Monday 10th of June 2019

Thanky ou for your comment Bob- you are so right. It's a beautiful opportunity to spend time with yourself, but is overwhelming when returning to reality, that's for sure. Given time, you ease back into society and you do find that balance again. It just takes a little time and can be very uncomfortable at first.

Tony Drunis

Thursday 28th of February 2019

And PS the best remedy......plan the next one.

Don't both trying to explain to anyone unless they ask unless you want to talk to the nearest inanimate object!

Thames Path from Wrotham on the North Downs, Wysis Way, Offas Dyke Path and The Liverpool Leeds canal to Saltenforth on the Penine Way. A Link.

Keep up the godd work.

Said to my doctor and my kids, one of two things will happen. Either I will come back very healthy or dead. Either way I will be happy. My doctor hesitated then agreed.

Innes Mitchell

Thursday 4th of October 2018

Yvette, did you manage to finish your video posts on the trail? Last one posted on YouTube was around Ullapool. Would be great to see your travels north to Cape Wrath from there. I posted my set of films a few years ago. Back then I met Rachel, also a Kiwi, who was thru-hiking the SNT. Well done on finishing. Good points about post-hike let-down. I find myself compulsively planning the next hike as a coping mechanism. Congratulations again! Will look forward to reading your book.

Yvette Morrissey

Monday 8th of October 2018

Hi Innes- I am still in the process of uploading them to my You Tube channel (watch this space- will have them uploaded within the next couple of weeks). I've also started writing a guide on hiking the trail- you can find my intensive guide for the first week here on my blog. I've lots of projects to complete surrounding the hike- it's going to be a very busy winter!

Dave Lee

Thursday 4th of October 2018

First of all congratulations on your epic walk. I find solo trips on long distance trails more rewarding than when with others. You always meet others on the route anyway, but you are not tied to their company.

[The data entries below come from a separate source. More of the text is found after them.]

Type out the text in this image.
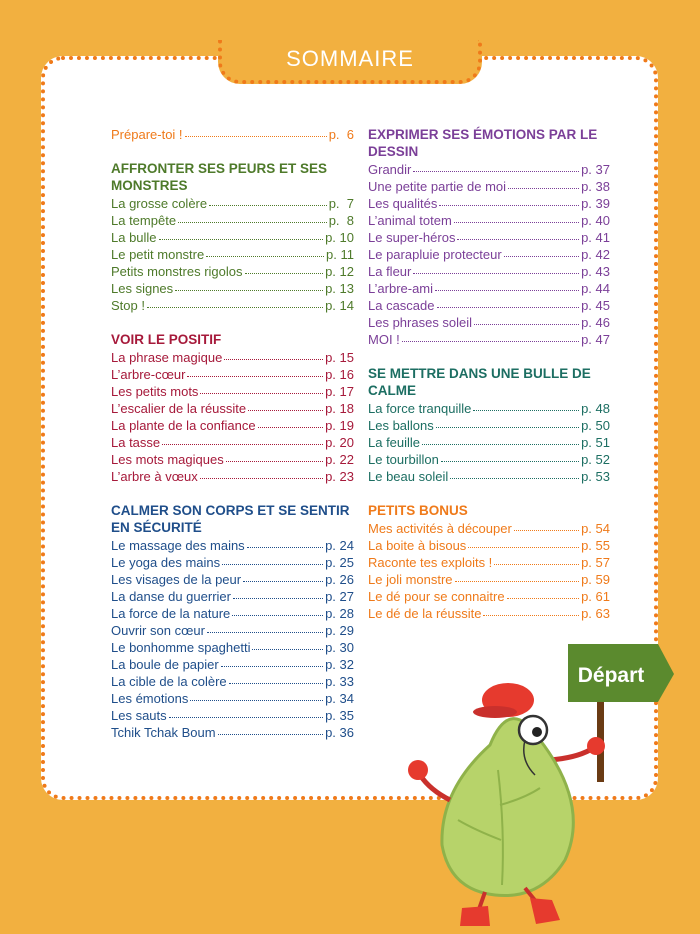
SOMMAIRE
Prépare-toi !	p.  6
AFFRONTER SES PEURS ET SES MONSTRES
La grosse colère	p.  7
La tempête	p.  8
La bulle	p. 10
Le petit monstre	p. 11
Petits monstres rigolos	p. 12
Les signes	p. 13
Stop !	p. 14
VOIR LE POSITIF
La phrase magique	p. 15
L’arbre-cœur	p. 16
Les petits mots	p. 17
L’escalier de la réussite	p. 18
La plante de la confiance	p. 19
La tasse	p. 20
Les mots magiques	p. 22
L’arbre à vœux	p. 23
CALMER SON CORPS ET SE SENTIR EN SÉCURITÉ
Le massage des mains	p. 24
Le yoga des mains	p. 25
Les visages de la peur	p. 26
La danse du guerrier	p. 27
La force de la nature	p. 28
Ouvrir son cœur	p. 29
Le bonhomme spaghetti	p. 30
La boule de papier	p. 32
La cible de la colère	p. 33
Les émotions	p. 34
Les sauts	p. 35
Tchik Tchak Boum	p. 36
EXPRIMER SES ÉMOTIONS PAR LE DESSIN
Grandir	p. 37
Une petite partie de moi	p. 38
Les qualités	p. 39
L’animal totem	p. 40
Le super-héros	p. 41
Le parapluie protecteur	p. 42
La fleur	p. 43
L’arbre-ami	p. 44
La cascade	p. 45
Les phrases soleil	p. 46
MOI !	p. 47
SE METTRE DANS UNE BULLE DE CALME
La force tranquille	p. 48
Les ballons	p. 50
La feuille	p. 51
Le tourbillon	p. 52
Le beau soleil	p. 53
PETITS BONUS
Mes activités à découper	p. 54
La boite à bisous	p. 55
Raconte tes exploits !	p. 57
Le joli monstre	p. 59
Le dé pour se connaitre	p. 61
Le dé de la réussite	p. 63
Départ
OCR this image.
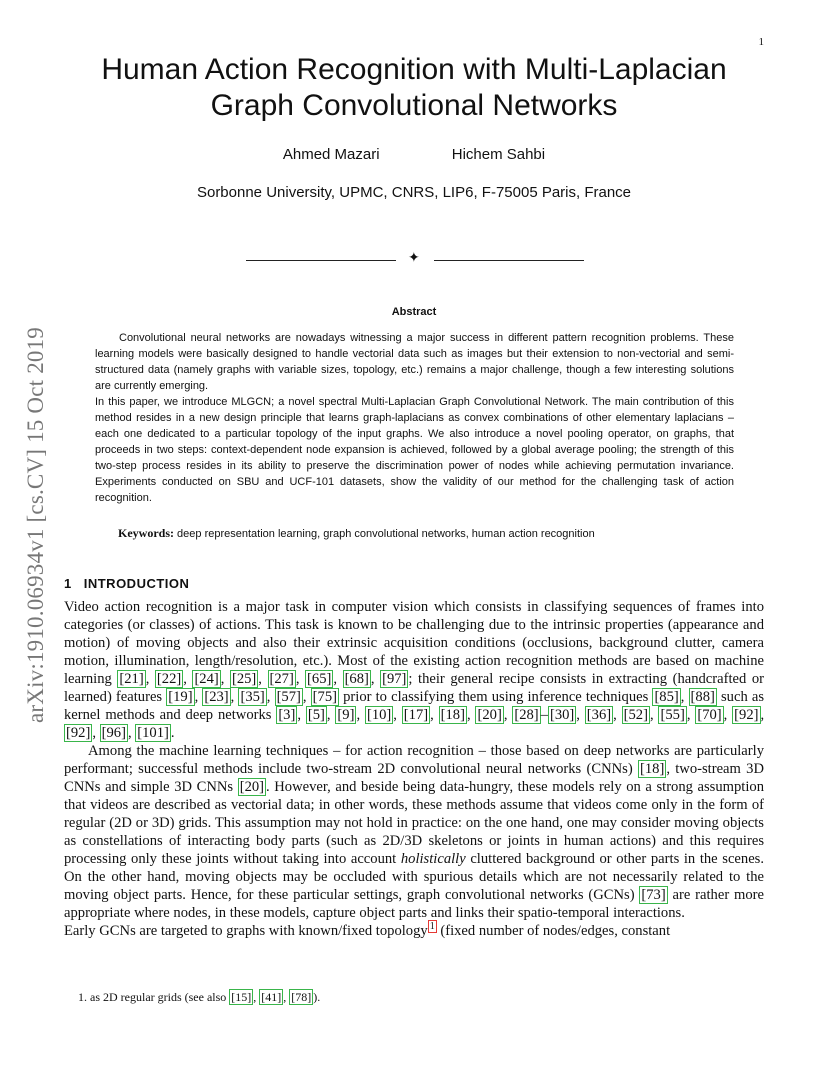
1
arXiv:1910.06934v1 [cs.CV] 15 Oct 2019
Human Action Recognition with Multi-Laplacian Graph Convolutional Networks
Ahmed Mazari	Hichem Sahbi
Sorbonne University, UPMC, CNRS, LIP6, F-75005 Paris, France
✦
Abstract

Convolutional neural networks are nowadays witnessing a major success in different pattern recognition problems. These learning models were basically designed to handle vectorial data such as images but their extension to non-vectorial and semi-structured data (namely graphs with variable sizes, topology, etc.) remains a major challenge, though a few interesting solutions are currently emerging.

In this paper, we introduce MLGCN; a novel spectral Multi-Laplacian Graph Convolutional Network. The main contribution of this method resides in a new design principle that learns graph-laplacians as convex combinations of other elementary laplacians – each one dedicated to a particular topology of the input graphs. We also introduce a novel pooling operator, on graphs, that proceeds in two steps: context-dependent node expansion is achieved, followed by a global average pooling; the strength of this two-step process resides in its ability to preserve the discrimination power of nodes while achieving permutation invariance. Experiments conducted on SBU and UCF-101 datasets, show the validity of our method for the challenging task of action recognition.

Keywords: deep representation learning, graph convolutional networks, human action recognition
1 INTRODUCTION

Video action recognition is a major task in computer vision which consists in classifying sequences of frames into categories (or classes) of actions. This task is known to be challenging due to the intrinsic properties (appearance and motion) of moving objects and also their extrinsic acquisition conditions (occlusions, background clutter, camera motion, illumination, length/resolution, etc.). Most of the existing action recognition methods are based on machine learning [21] , [22] , [24] , [25] , [27] , [65] , [68] , [97] ; their general recipe consists in extracting (handcrafted or learned) features [19] , [23] , [35] , [57] , [75] prior to classifying them using inference techniques [85] , [88] such as kernel methods and deep networks [3] , [5] , [9] , [10] , [17] , [18] , [20] , [28] – [30] , [36] , [52] , [55] , [70] , [92] , [92] , [96] , [101] .

Among the machine learning techniques – for action recognition – those based on deep networks are particularly performant; successful methods include two-stream 2D convolutional neural networks (CNNs) [18] , two-stream 3D CNNs and simple 3D CNNs [20] . However, and beside being data-hungry, these models rely on a strong assumption that videos are described as vectorial data; in other words, these methods assume that videos come only in the form of regular (2D or 3D) grids. This assumption may not hold in practice: on the one hand, one may consider moving objects as constellations of interacting body parts (such as 2D/3D skeletons or joints in human actions) and this requires processing only these joints without taking into account holistically cluttered background or other parts in the scenes. On the other hand, moving objects may be occluded with spurious details which are not necessarily related to the moving object parts. Hence, for these particular settings, graph convolutional networks (GCNs) [73] are rather more appropriate where nodes, in these models, capture object parts and links their spatio-temporal interactions.

Early GCNs are targeted to graphs with known/fixed topology $^1$ (fixed number of nodes/edges, constant

1. as 2D regular grids (see also [15] , [41] , [78] ).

Returning you bevome more aware of how narrow and small minded many people are and that can be frustrating, you sometimes feel like shouting "Wake up you lot, there's a whole lot going on out there!" It's true that it's best to not go too much into detail when mentioning your trip to average folk. You know what you've done and experienced and you have to take quiet satisfaction from that. The best way Ive found in getting over the blues is to start planning another route.

Yvette Morrissey

Monday 8th of October 2018

Hi Dave, I agree- hiking solo is very rewarding and you gain a lot from being alone in your thoughts. I felt very cleansed once I had completed the SNT! Now that I've done that I've started hiking with others which is nice because I can share these new experiences with someone. I definitely feel my eyes are a lot more open to the negatives of society, but I also see the positives. I think it's my mission now to educate and inspire others to have a better balance between the digital era we live in and getting back to nature, reconnecting, and then applying this to every day life. I certainly learned some valuable lessons that I will carry with me my entire life :-) I'll be back on the trails next summer!